The government's anti-terror plans have cleared their first hurdle in the Lords and will now go to committee.
Police had recommended 90-day detention without charge
The Terrorism Bill includes plans to raise the time terror suspects can be held without charge from 14 to 90 days.
The bill received an unopposed second reading, as is customary, and will now be considered line-by-line by peers.
MPs voted against the 90-day limit and Home Office Minister Baroness Scotland has said the government will not try to overturn the decision in the Lords.
Police have complained the current 14-day limit for holding suspects without charges does not give them enough time to plough through reams of information before questioning suspects.
MPs instead backed a compromise time limit of 28 days.
Lady Scotland told peers on Monday: "As the home secretary said, the government accepts the decision that the House has taken and we will not be seeking to overturn it in the House of Lords."
The minister said she would abstain on any new vote on the 90-day proposal if other peers tried to change the bill.
Conservative spokesman Lord Kingsland and Liberal Democrat legal spokesman Lord Thomas have said their parties would not seek to amend the 28-day proposal.
However, peers from both parties have said they would try to amend the part of the bill covering the circumstances in which people could be held.
Lord Kingsland said allowing intercept evidence in court and putting more resources into decrypting and interpreting evidence was better than holding suspects for up to 90 days.
But Labour peer Baroness Ramsay and Tory Baroness Park backed the 90-day detention limit.
Meanwhile, the government's independent reviewer of the terror laws, Liberal Democrat Lord Carlile, repeated his view that a "very small number" of terror suspects would have needed to be held for up to 90 days.
He said 28 days was "a modest improvement" on the current limit.
Liberal Democrat peers' leader Lord McNally said Parliament was now considering the sixth set of anti-terrorism laws since 1997.
"Each of the preceding Acts, as does this Bill, ratchets a couple of notches in the loss of hard won civil liberties and hard won freedoms," he said.
Lord McNally said new powers had to be considered to tackle threats but Parliament also had to examine whether current powers had been used effectively.
"Otherwise every terrorist outrage will bring forth another bill," he warned.
But former law lord, Lord Lloyd of Berwick, said he did not believe police had made a case for extending the existing detention time limit.
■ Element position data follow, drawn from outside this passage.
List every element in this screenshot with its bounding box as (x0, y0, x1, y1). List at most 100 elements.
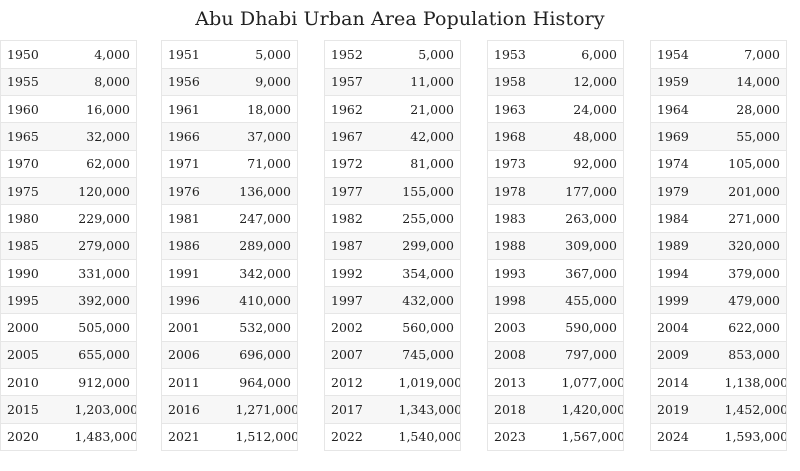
table-row: 1975 120,000 (1, 177, 136, 206)
year-cell: 1961 (162, 95, 230, 124)
year-cell: 1967 (325, 122, 393, 151)
year-cell: 2014 (651, 368, 719, 397)
year-cell: 1960 (1, 95, 69, 124)
year-cell: 1989 (651, 232, 719, 260)
table-row: 1985 279,000 (1, 232, 136, 260)
population-column-2: 1951 5,000 1956 9,000 1961 18,000 1966 37,000 19… (161, 40, 298, 451)
population-cell: 479,000 (718, 286, 786, 315)
table-row: 1951 5,000 (162, 41, 297, 69)
population-cell: 9,000 (229, 68, 297, 97)
population-cell: 42,000 (392, 122, 460, 151)
year-cell: 1980 (1, 204, 69, 233)
table-row: 1996 410,000 (162, 286, 297, 315)
table-row: 1957 11,000 (325, 68, 460, 97)
year-cell: 1995 (1, 286, 69, 315)
population-column-4: 1953 6,000 1958 12,000 1963 24,000 1968 48,000 1… (487, 40, 624, 451)
population-cell: 505,000 (68, 313, 136, 342)
population-cell: 5,000 (229, 41, 297, 69)
year-cell: 1954 (651, 41, 719, 69)
table-row: 1999 479,000 (651, 286, 786, 315)
year-cell: 1993 (488, 259, 556, 288)
population-cell: 797,000 (555, 341, 623, 370)
table-row: 2001 532,000 (162, 313, 297, 342)
year-cell: 2000 (1, 313, 69, 342)
table-row: 1987 299,000 (325, 232, 460, 260)
population-cell: 410,000 (229, 286, 297, 315)
table-row: 1967 42,000 (325, 122, 460, 151)
year-cell: 1998 (488, 286, 556, 315)
population-cell: 6,000 (555, 41, 623, 69)
year-cell: 1959 (651, 68, 719, 97)
population-cell: 14,000 (718, 68, 786, 97)
population-table: 1952 5,000 1957 11,000 1962 21,000 1967 42,000 1… (325, 41, 460, 451)
year-cell: 2010 (1, 368, 69, 397)
population-column-3: 1952 5,000 1957 11,000 1962 21,000 1967 42,000 1… (324, 40, 461, 451)
population-cell: 1,567,000 (555, 423, 623, 451)
table-row: 1970 62,000 (1, 150, 136, 178)
table-row: 1983 263,000 (488, 204, 623, 233)
year-cell: 1956 (162, 68, 230, 97)
population-cell: 1,540,000 (392, 423, 460, 451)
year-cell: 1994 (651, 259, 719, 288)
year-cell: 1982 (325, 204, 393, 233)
population-cell: 331,000 (68, 259, 136, 288)
population-cell: 455,000 (555, 286, 623, 315)
population-cell: 21,000 (392, 95, 460, 124)
table-row: 2013 1,077,000 (488, 368, 623, 397)
table-row: 1955 8,000 (1, 68, 136, 97)
table-row: 2021 1,512,000 (162, 423, 297, 451)
year-cell: 2015 (1, 395, 69, 424)
table-row: 2000 505,000 (1, 313, 136, 342)
page-title: Abu Dhabi Urban Area Population History (195, 8, 605, 30)
year-cell: 2019 (651, 395, 719, 424)
year-cell: 1992 (325, 259, 393, 288)
population-table: 1950 4,000 1955 8,000 1960 16,000 1965 32,000 19… (1, 41, 136, 451)
table-row: 1989 320,000 (651, 232, 786, 260)
population-cell: 1,452,000 (718, 395, 786, 424)
table-row: 2004 622,000 (651, 313, 786, 342)
population-cell: 62,000 (68, 150, 136, 178)
population-cell: 1,077,000 (555, 368, 623, 397)
table-row: 1997 432,000 (325, 286, 460, 315)
population-cell: 1,593,000 (718, 423, 786, 451)
table-row: 1991 342,000 (162, 259, 297, 288)
population-cell: 912,000 (68, 368, 136, 397)
population-cell: 271,000 (718, 204, 786, 233)
year-cell: 1953 (488, 41, 556, 69)
table-row: 1977 155,000 (325, 177, 460, 206)
population-cell: 120,000 (68, 177, 136, 206)
table-row: 1995 392,000 (1, 286, 136, 315)
population-cell: 105,000 (718, 150, 786, 178)
population-cell: 16,000 (68, 95, 136, 124)
table-row: 1964 28,000 (651, 95, 786, 124)
year-cell: 2005 (1, 341, 69, 370)
population-cell: 4,000 (68, 41, 136, 69)
year-cell: 2006 (162, 341, 230, 370)
table-row: 2020 1,483,000 (1, 423, 136, 451)
population-cell: 279,000 (68, 232, 136, 260)
population-column-1: 1950 4,000 1955 8,000 1960 16,000 1965 32,000 19… (0, 40, 137, 451)
population-cell: 560,000 (392, 313, 460, 342)
year-cell: 1964 (651, 95, 719, 124)
year-cell: 1972 (325, 150, 393, 178)
table-row: 1956 9,000 (162, 68, 297, 97)
population-cell: 32,000 (68, 122, 136, 151)
table-row: 1974 105,000 (651, 150, 786, 178)
table-row: 2023 1,567,000 (488, 423, 623, 451)
table-row: 1998 455,000 (488, 286, 623, 315)
year-cell: 2003 (488, 313, 556, 342)
table-row: 1950 4,000 (1, 41, 136, 69)
population-cell: 392,000 (68, 286, 136, 315)
population-cell: 92,000 (555, 150, 623, 178)
table-row: 2024 1,593,000 (651, 423, 786, 451)
table-row: 1968 48,000 (488, 122, 623, 151)
year-cell: 2016 (162, 395, 230, 424)
year-cell: 2004 (651, 313, 719, 342)
population-cell: 71,000 (229, 150, 297, 178)
table-row: 1972 81,000 (325, 150, 460, 178)
table-row: 1954 7,000 (651, 41, 786, 69)
table-row: 2015 1,203,000 (1, 395, 136, 424)
population-cell: 1,512,000 (229, 423, 297, 451)
population-cell: 289,000 (229, 232, 297, 260)
population-cell: 155,000 (392, 177, 460, 206)
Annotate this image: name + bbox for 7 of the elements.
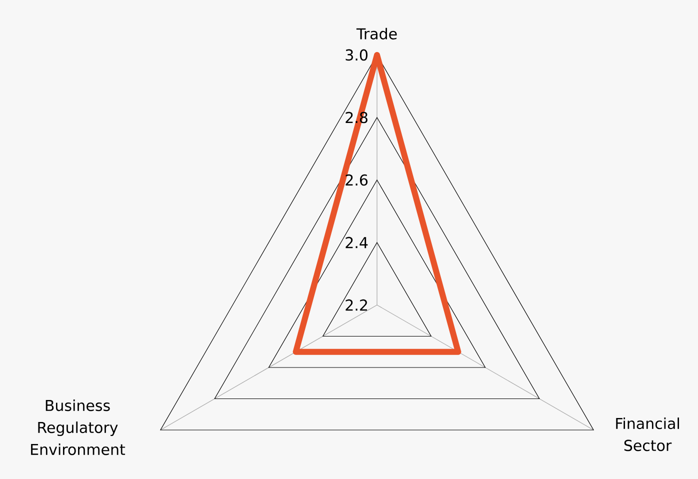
y-tick-label: 2.2 bbox=[346, 299, 367, 311]
y-tick-label: 3.0 bbox=[346, 49, 368, 61]
spoke-label: Financial Sector bbox=[616, 418, 679, 452]
y-tick-label: 2.4 bbox=[346, 236, 368, 248]
y-tick-label: 2.6 bbox=[346, 174, 368, 186]
spoke-label: Trade bbox=[356, 28, 397, 40]
spoke-label: Business Regulatory Environment bbox=[31, 400, 126, 456]
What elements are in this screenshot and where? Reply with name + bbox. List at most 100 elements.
The Terrorism Bill would outlaw the incitement and glorification of terrorism.
But former Conservative Home Secretary Lord Hurd said: "I would advise the home secretary not to spend too much time pursuing individuals because they delight in saying disgraceful things.
"Obnoxious clerics tend to have good lawyers and the home secretary will find himself wasting a lot of time if he goes down this path too often."
The Association of Chief Police Officers (Acpo) have privately opposed four of the 14 main planks of the Terrorism Bill, according to The Guardian newspaper.
The newspaper says a confidential Acpo assessment of the measures concludes that all risk alienating Muslims.
The four measures opposed by Acpo, the paper says, include: amending human rights laws to get round obstacles to new deportation rules and making the justification or glorification of terrorism anywhere an offence.
They are also reportedly against automatically refusing asylum to anyone linked to terrorism anywhere and banning the alleged extremist group Hizb ut-Tahrir.